Sehr rege wurde bei der aktuellen Ausgabe des Index‘ die Möglichkeit wahrgenommen, sich an den offenen Fragen zu beteiligen. Dabei hatten die Befragten die Möglichkeit, generell Ansprüche an die europäische Verbandsarbeit zu stellen. Allendorff: „Die Branchenbefragten erwarten immer weniger Endkundenkommunikation von einem Verband, sondern klassische Lobbyarbeit.“ So wünschen sich einige der Befragten, einen Gegenpol zur Umwelt- und Ökostromlobby herzustellen. Denn gerade diese sehr finanzstarken Branchen können mit einer konzentrierten Verbandsarbeit Politik wie Gesellschaft stark beeinflussen. Diese Hausaufgaben packe der Verband laut Allendorff gerade schon an. Dr. Johannes R. Gerstner, Strategieberater für die EFA, sieht den erfolgversprechendsten Weg in einer offenen und konstruktiven Kommunikationslinie: „Wir wollen als EFA in Zukunft mehr Hilfestellung für Politik und Gesellschaft geben, um die Feinstaubproblematik realistisch und vor allem unvoreingenommen zu diskutieren. Und wir wollen mit allen Akteuren sprechen, auch mit Umweltschutzorganisationen – das unterscheidet uns wirklich von anderen Akteuren in unserem Bereich.“

Schaut man sich die Ergebnisse detaillierter an, zeigt sich, dass die Befragten in einzelnen Fällen sogar noch positiver antworteten als in der vergangenen Ausgabe. Fast 90 % beurteilen die wirtschaftliche Situation als befriedigend oder gut, das liegt auf dem Niveau der letzten Erhebung. Ebenfalls auf dem Vorjahresniveau liegt das Preisniveau mit über 90 %. Etwas schlechter als in der vergangenen Auflage wird die Nachfrage eingeschätzt. Nun meinen fast 30 Prozent, dass die Nachfrage gesunken ist (Herbst 2017: 14 %).
Der Eindruck eines schärferen Wettbewerbs macht sich in der Branche breit. Über 45 % meinen, einen Anstieg verspürt zu haben (Herbst 2017: 42 %). Traditionell fragen wir auch nach der Attraktivität der Branche. Der Anteil derer, die mit ihrer Branche unzufrieden sind, ist von einem Niveau von 14 % auf fast 23 % gestiegen.
Allerdings sind noch knapp unter der Hälfte aller Befragten mit ihrer Branche zufrieden.
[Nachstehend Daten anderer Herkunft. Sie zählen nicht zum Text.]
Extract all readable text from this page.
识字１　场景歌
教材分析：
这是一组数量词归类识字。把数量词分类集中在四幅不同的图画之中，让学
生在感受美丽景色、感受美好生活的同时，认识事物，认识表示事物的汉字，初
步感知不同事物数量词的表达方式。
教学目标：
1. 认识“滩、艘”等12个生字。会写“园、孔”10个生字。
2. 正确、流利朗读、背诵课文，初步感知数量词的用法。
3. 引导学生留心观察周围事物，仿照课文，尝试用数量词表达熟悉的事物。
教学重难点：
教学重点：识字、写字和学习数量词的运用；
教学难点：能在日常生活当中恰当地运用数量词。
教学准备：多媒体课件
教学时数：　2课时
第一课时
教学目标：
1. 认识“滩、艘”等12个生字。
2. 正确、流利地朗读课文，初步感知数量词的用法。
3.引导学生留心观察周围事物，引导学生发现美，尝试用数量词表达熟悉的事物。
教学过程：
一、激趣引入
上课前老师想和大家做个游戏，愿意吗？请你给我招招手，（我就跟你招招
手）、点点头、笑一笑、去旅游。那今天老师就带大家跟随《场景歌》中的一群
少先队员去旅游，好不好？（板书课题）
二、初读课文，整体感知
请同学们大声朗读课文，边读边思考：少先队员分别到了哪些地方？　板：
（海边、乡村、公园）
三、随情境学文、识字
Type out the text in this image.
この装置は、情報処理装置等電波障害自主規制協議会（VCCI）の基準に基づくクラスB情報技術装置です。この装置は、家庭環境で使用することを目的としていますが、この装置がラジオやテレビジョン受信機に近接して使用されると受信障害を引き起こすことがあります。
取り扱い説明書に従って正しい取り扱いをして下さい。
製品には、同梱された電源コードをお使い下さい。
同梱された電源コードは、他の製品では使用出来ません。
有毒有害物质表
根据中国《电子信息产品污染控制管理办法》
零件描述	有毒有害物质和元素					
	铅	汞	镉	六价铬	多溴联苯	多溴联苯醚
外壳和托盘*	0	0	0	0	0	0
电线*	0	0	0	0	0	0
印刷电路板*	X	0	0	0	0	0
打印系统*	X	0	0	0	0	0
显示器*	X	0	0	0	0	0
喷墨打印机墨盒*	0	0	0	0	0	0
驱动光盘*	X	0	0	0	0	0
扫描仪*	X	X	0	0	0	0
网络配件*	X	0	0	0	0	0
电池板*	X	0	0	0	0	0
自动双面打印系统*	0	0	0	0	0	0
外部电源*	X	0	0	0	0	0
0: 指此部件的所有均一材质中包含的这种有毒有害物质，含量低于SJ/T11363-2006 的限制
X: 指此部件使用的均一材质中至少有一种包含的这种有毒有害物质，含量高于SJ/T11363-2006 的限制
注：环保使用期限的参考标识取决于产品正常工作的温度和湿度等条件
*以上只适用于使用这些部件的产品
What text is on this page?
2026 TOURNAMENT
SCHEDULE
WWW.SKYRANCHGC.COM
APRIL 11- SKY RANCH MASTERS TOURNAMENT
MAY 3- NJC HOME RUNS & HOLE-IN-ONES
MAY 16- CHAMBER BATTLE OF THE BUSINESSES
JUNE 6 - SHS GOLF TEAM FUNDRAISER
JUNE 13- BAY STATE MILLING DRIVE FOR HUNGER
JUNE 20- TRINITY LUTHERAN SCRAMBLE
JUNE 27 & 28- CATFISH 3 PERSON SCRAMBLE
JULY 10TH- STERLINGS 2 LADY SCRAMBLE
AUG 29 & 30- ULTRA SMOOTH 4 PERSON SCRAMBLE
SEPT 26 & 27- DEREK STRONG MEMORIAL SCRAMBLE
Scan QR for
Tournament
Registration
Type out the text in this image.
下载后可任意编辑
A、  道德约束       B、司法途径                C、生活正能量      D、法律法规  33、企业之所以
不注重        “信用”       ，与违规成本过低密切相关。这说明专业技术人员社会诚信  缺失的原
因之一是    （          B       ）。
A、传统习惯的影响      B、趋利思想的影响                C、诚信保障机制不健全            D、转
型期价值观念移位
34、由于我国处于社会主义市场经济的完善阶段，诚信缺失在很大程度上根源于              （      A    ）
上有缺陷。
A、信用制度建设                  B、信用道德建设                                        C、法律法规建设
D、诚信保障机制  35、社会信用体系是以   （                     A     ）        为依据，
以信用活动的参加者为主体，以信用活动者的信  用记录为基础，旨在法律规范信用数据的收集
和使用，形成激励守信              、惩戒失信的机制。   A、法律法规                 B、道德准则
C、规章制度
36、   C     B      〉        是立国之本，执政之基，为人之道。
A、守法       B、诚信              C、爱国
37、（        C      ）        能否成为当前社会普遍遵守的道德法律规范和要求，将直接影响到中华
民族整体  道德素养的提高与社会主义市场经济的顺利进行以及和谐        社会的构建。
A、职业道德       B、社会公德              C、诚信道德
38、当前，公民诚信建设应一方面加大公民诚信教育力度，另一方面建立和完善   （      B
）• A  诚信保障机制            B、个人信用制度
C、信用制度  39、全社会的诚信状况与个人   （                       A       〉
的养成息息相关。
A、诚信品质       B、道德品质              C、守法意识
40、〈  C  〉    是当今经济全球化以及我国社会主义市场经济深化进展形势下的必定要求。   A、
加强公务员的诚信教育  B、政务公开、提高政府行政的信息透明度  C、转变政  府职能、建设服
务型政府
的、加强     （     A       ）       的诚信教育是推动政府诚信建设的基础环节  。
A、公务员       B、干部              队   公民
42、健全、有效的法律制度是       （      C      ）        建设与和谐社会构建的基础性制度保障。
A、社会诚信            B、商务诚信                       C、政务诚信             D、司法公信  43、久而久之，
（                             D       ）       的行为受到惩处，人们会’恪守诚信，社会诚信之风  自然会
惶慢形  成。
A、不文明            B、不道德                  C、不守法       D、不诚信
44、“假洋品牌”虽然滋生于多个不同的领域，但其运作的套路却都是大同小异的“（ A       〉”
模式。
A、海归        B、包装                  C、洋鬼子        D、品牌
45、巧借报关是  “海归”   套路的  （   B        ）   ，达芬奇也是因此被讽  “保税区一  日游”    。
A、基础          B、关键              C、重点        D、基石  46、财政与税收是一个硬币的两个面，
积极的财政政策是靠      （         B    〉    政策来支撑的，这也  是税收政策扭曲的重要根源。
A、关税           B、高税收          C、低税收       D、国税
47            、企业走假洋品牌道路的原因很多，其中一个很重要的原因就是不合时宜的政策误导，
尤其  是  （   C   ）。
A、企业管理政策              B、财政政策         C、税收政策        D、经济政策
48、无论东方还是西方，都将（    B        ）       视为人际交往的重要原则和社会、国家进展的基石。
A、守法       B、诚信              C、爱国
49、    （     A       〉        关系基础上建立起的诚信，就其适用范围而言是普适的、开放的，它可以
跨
Mit der Erhebung von weiteren Werten können wir ab sofort eine Entwicklung über die Halbjahre nachvollziehen. Natürlich nur, wenn Sie mitmachen und ein realistisches Bild abliefern. Alle Daten werden natürlich absolut anonym und vertraulich behandelt. Fragen zu Einzelbereichen wie Markteinschätzungen, Geschäfts- oder Auftragslage werden gerne beantwortet unter: friedrich.allendorff@efa-europe.com.

Drei Fragen an Friedrich Allendorff (Vorstandsmitglied der EFA und Ansprechpartner für den EFA-Index)
Der Index ist gesunken, macht sich schlechte Stimmung in der Branche breit?
Nein, auf keinen Fall! Der leichte Rückgang ist keine grundsätzliche Tendenz, sondern eine vorhersehbare Schwankung. Im Gegenteil: Mich überrascht, dass wir keinen geringeren Wert haben, ich hatte ehrlicherweise mit einem Index unter 2,1 gerechnet. Der Grund ist natürlich die Feinstaubdiskussion, die alle emmissionsrelevanten Branchen mehr oder weniger getroffen hat.
Was sagt der dann an sich gute Wert über die Branche aus?
Feuerstätten- und Kaminhersteller, die ganze dazugehörige Industrie ist keine angstgetriebene Branche. Personen in unserem Bereich können mit Herausforderungen umgehen und sehen positiv in die Zukunft. Dabei wollen wir sie als europäischer Verband unterstützen. Wir sprechen mit allen relevanten Akteuren, nicht nur denen, die unserer Meinung sind. Im Gegensatz zu anderen denken wir nicht, dass einen ein gemeinsamer Feind stärkt, sondern wir wollen neue Freunde finden.
Was bedeutet „Freunde finden“?
Seit kurzem haben wir qua Satzungsänderung festgelegt, dass wir uns mit anderen Verbänden assoziieren können. Wir wollen so Bündnisse schließen, die uns als Branche insgesamt und nicht nur als Verband weiterbringen.
Das Angebot an andere Verbände und Interessensgruppen steht – denn wir sehen den Erfolg von Verbandsarbeit nicht darin, den Verband zu stärken, sondern die gesamte Branche.